We can note that both genders present similar patterns of progression: a quick improvement of performances at young ages, then a slowdown in progress that can even leads to a stagnation afterwards.

However, while performances are roughly similar in mean trend before the age of 14, they start to differentiate afterwards and then converge to average times with approximately a 5sec gap. Interestingly, the difference between men and women world records in swimming 100m freestyle competitions is currently 4.8sec (46.91 versus 51.71), which is consistent with the difference between convergence times of the two mean processes.

## Customise graphs

### With plot_gp()

In case of 1-dimensional inputs, we can depict Michaela’s prediction graphs thanks to the plot_gp() function. Indeed, if by setting the argument heatmap = TRUE, we can display a heatmap of probabilities instead using a 95% credibility interval. Doing so, we get a thorough visual quantification for both the dispersion of the predicted values and the confidence we may grant to each of them.

plot_gp(pred_gp = pred_f,
data = swimmers_pred,
data_train = swimmers_train,
prior_mean = model$hyperpost$mean,
heatmap = TRUE)

### Create a GIF

If we want to create animated representations, please use the pred_gif() and plot_gif() functions, instead of pred_magma() and plot_gp(). These functions offer dynamic plots by generating GIFs thanks to the gganimate package. Such graphs exhibit how the GP prediction evolves as we observe more data points.

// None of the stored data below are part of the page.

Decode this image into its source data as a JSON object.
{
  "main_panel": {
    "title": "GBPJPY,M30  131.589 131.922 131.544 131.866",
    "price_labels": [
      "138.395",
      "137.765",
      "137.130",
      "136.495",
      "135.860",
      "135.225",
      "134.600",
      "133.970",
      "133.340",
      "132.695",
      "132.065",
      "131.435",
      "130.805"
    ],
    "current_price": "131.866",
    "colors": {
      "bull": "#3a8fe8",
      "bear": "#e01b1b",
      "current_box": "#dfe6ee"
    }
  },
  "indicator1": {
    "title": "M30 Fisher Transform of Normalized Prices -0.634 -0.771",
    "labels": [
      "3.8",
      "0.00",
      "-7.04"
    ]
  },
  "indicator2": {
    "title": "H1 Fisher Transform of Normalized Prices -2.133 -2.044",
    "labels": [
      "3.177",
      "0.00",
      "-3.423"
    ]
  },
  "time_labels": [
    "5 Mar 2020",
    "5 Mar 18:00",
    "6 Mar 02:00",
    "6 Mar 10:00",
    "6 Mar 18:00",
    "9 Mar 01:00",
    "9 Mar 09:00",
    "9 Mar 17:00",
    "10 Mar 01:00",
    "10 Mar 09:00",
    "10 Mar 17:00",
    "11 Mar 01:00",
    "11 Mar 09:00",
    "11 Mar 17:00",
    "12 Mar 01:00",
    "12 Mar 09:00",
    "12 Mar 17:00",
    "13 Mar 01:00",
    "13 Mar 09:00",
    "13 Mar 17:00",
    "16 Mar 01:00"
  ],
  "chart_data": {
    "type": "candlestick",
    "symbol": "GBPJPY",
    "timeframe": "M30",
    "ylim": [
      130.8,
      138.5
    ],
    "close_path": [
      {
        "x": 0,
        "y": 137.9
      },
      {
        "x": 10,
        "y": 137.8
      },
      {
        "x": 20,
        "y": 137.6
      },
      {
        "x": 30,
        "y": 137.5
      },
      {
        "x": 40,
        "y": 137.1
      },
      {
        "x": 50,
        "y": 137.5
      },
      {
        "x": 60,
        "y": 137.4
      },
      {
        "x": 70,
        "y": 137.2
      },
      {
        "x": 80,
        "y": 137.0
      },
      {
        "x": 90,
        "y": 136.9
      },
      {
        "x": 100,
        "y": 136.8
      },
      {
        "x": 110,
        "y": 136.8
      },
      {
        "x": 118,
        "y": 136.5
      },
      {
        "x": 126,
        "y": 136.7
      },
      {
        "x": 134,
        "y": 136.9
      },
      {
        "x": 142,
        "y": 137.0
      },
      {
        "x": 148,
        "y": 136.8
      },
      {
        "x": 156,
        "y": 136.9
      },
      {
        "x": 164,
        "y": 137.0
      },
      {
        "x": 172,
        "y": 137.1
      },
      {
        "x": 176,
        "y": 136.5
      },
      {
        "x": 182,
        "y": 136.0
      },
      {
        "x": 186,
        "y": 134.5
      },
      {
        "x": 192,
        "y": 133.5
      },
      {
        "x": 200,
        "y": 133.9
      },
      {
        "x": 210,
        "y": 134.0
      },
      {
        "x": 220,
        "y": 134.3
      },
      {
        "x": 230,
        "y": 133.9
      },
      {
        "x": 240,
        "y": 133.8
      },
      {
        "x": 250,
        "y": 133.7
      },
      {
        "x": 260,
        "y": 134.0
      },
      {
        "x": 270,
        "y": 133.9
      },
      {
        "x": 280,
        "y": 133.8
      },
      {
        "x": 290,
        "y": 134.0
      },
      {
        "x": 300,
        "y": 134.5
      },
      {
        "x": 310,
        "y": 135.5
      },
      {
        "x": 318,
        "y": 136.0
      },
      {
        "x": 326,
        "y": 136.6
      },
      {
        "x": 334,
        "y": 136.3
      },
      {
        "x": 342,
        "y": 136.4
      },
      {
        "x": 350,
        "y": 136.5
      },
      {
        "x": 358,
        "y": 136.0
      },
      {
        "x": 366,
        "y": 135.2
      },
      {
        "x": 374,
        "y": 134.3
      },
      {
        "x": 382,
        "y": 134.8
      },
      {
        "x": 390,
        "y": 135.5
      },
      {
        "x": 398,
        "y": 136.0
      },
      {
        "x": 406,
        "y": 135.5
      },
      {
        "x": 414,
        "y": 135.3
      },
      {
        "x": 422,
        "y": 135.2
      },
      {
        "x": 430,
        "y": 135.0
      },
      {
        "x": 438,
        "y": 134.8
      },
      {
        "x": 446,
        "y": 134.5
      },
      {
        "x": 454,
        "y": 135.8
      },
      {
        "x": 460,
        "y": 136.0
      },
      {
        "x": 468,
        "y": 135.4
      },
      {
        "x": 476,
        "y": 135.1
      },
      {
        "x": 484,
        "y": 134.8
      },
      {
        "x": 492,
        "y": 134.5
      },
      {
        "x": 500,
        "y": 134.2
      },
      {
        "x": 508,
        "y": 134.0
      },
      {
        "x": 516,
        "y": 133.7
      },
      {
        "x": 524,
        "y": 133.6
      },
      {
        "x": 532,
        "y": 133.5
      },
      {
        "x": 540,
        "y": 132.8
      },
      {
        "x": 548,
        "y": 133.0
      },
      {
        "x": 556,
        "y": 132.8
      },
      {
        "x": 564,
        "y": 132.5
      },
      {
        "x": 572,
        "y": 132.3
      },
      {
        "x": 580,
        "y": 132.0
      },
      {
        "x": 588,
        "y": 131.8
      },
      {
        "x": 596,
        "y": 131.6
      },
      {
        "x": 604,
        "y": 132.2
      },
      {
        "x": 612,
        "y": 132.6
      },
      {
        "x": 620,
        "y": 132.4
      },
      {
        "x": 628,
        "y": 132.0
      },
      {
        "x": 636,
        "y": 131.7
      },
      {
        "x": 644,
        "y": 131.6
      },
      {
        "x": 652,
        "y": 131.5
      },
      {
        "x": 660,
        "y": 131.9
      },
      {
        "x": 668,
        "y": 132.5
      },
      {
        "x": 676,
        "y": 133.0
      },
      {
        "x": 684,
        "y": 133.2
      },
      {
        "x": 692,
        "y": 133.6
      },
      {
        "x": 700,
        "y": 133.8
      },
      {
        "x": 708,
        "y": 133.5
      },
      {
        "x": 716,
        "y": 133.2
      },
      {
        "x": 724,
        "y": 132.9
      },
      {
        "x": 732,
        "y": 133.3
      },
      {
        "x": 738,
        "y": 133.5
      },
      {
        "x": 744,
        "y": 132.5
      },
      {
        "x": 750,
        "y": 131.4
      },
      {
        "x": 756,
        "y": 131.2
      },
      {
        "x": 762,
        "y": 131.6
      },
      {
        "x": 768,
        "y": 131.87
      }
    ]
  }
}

pred_gif() and plot_gif() functions work the same as pred_magma() and plot_gp() (except that no plot argument is required in pred_gif()). Some extra arguments can be customized in plot_gif(), like adjusting the GIF speed, saving the plotted GIF (see ?gganimate for details)

pred_gif  <- pred_gif(data = swimmers_pred,
trained_model = model,
grid_inputs = seq(10,20,0.1))
#>  => 1 => 2 => 3 => 4 => 5 => 6 => 7 => 8 => 9 => 10 => 11 => 12 => 13 => 14 => 15 => 16 => 17
plot_gif(pred_gp = pred_gif,
data = swimmers_pred,
data_train = swimmers_train,
prior_mean = model$hyperpost$mean,
alpha_data_train = 0.3)

## Reference

This example highlights the interest of using a multi-task GP to predict swimmers performances. However, the results are not restricted to this illustrative study. For further details, the complete derivation of the algorithm and experiments are published and available in MAGMA: inference and prediction using multi-task Gaussian processes with common mean.

## To go further: from Magma to MagmaClust

To underline the main limitation of Magma, we now propose to predict the performances of an elite female swimmer in the dataset (under 60sec) instead of Michaela’s.

Due to the high level of this swimmer, all of her performances are far below the mean GP. Thus, when we try to predict her future evolution, we may actually underestimate her potential; indeed, her progression curve increases significantly once she has no data left, until it reaches the mean process. Although, this behaviour is expected since the prediction is guided by the information coming from other individuals (through the mean process) who are less successful than her, the method could benefit from accounting for differences between individual in the training dataset.

This is why enabling cluster-specific mean processes to take into account different swimmers profiles would be a relevant extension. This enhancement of Magma corresponds to the MagmaClust algorithm; see the corresponding vignette for further information.